Pakistan has seen a wave of suicide attacks blamed on Islamist militants amid rising violence in recent months.

Pakistani tribal areas along the border with Afghanistan have long been regarded as safe havens for al Qaeda and Taliban militants who fled U.S.-led forces hunting them in Afghanistan following the September 11 attacks in 2001.

But in recent months, militants have spread their activities towards urban centers in the country’s northwest, including Peshawar.

The army last month launched an operation in the scenic Swat Valley, also in the northwest, to flush out hundreds of pro-Taliban militants and their radical cleric leader.

The army said 230 militants have been killed during the offensive and scores captured. Twenty-five civilians and 15 soldiers have also been killed.

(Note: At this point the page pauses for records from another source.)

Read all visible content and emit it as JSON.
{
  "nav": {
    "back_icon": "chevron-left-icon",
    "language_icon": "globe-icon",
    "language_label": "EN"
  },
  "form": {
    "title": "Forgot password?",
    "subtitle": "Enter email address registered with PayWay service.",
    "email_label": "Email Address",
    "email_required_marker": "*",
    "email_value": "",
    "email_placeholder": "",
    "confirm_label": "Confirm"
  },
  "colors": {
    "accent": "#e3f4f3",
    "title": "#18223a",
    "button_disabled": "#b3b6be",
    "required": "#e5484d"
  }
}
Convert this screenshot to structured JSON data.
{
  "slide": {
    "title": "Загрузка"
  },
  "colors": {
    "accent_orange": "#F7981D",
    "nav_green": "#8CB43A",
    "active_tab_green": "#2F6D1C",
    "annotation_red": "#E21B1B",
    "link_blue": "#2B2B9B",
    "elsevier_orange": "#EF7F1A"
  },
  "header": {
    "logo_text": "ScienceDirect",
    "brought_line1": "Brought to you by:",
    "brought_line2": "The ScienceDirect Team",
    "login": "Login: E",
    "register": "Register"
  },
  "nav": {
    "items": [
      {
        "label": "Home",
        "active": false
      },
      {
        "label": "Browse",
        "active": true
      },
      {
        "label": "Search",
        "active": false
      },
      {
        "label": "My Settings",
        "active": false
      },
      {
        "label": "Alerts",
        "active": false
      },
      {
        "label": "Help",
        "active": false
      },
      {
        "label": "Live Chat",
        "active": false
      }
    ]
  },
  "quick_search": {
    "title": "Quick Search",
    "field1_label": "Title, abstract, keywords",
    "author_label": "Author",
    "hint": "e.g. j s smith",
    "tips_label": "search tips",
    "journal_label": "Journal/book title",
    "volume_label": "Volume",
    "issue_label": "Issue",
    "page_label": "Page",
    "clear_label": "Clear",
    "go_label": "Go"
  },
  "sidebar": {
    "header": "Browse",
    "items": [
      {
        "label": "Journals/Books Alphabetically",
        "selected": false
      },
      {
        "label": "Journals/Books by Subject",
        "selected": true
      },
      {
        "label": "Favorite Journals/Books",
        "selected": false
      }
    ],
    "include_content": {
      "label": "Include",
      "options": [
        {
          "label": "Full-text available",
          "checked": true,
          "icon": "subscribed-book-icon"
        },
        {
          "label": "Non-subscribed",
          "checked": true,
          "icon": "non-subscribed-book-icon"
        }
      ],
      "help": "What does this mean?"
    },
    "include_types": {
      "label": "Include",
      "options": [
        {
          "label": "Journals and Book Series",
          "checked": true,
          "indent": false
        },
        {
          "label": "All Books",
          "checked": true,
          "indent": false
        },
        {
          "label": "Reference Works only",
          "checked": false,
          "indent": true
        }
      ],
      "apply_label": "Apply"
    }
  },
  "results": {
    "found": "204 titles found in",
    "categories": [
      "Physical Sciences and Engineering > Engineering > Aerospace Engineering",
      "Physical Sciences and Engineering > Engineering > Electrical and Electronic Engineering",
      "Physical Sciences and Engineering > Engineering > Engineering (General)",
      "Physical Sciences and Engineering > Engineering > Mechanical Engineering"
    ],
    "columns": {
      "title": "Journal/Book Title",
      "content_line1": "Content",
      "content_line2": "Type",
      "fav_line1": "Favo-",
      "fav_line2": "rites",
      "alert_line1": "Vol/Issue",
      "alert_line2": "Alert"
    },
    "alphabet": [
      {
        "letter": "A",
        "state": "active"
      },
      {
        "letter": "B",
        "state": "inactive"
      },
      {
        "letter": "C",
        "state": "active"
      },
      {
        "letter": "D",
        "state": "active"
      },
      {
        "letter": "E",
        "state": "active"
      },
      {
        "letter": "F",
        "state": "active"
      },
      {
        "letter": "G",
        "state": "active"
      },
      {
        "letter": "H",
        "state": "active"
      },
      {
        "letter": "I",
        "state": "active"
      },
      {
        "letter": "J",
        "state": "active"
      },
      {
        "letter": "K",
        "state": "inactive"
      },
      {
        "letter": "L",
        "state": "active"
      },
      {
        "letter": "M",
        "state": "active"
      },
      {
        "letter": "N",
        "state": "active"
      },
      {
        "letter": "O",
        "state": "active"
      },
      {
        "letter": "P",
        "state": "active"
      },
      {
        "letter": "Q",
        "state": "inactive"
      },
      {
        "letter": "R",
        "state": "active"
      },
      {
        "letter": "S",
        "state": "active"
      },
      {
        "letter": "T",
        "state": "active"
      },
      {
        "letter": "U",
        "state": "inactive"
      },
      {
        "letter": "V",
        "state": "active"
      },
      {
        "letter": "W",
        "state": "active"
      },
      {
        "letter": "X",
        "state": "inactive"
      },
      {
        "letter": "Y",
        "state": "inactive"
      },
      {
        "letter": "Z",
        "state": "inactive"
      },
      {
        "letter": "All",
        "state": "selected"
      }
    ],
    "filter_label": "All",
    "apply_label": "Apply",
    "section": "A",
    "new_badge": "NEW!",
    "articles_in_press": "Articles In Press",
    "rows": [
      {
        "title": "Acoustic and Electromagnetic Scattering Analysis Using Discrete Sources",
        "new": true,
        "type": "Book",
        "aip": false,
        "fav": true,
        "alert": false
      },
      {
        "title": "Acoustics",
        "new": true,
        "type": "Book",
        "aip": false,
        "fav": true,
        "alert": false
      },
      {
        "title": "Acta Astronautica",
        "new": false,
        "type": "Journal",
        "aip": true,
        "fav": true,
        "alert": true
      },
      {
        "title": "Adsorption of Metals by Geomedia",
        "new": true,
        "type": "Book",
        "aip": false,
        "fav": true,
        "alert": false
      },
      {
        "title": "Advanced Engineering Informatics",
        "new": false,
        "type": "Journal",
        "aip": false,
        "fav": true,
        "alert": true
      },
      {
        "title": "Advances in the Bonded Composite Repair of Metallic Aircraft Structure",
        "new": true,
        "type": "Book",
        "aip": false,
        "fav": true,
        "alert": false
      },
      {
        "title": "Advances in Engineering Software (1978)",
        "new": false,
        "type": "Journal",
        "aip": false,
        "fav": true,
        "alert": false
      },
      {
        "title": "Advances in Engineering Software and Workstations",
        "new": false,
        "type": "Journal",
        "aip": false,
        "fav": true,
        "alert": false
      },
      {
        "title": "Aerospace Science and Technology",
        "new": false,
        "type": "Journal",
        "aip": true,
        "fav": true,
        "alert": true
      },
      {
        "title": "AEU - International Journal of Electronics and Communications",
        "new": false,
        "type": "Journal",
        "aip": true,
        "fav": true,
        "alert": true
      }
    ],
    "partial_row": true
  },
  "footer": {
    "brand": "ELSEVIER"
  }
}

Meanwhile, suspected militants kidnapped six policemen on Monday after blowing up a security checkpost in the tribal region of Bajaur, near the Afghan border.

No-one has claimed responsibility for the incident but the official suspected militants linked to al Qaeda and the Taliban could be involved.

In the troubled southwestern province of Baluchistan, police arrested an Afghan man suspected of planting a bomb in an Islamic school that killed six people on Monday.

The man was caught after residents told police of a suspicious man staying with a villager near Qila Saifullah, the town where blast took place, said police officer Umar Farooqi.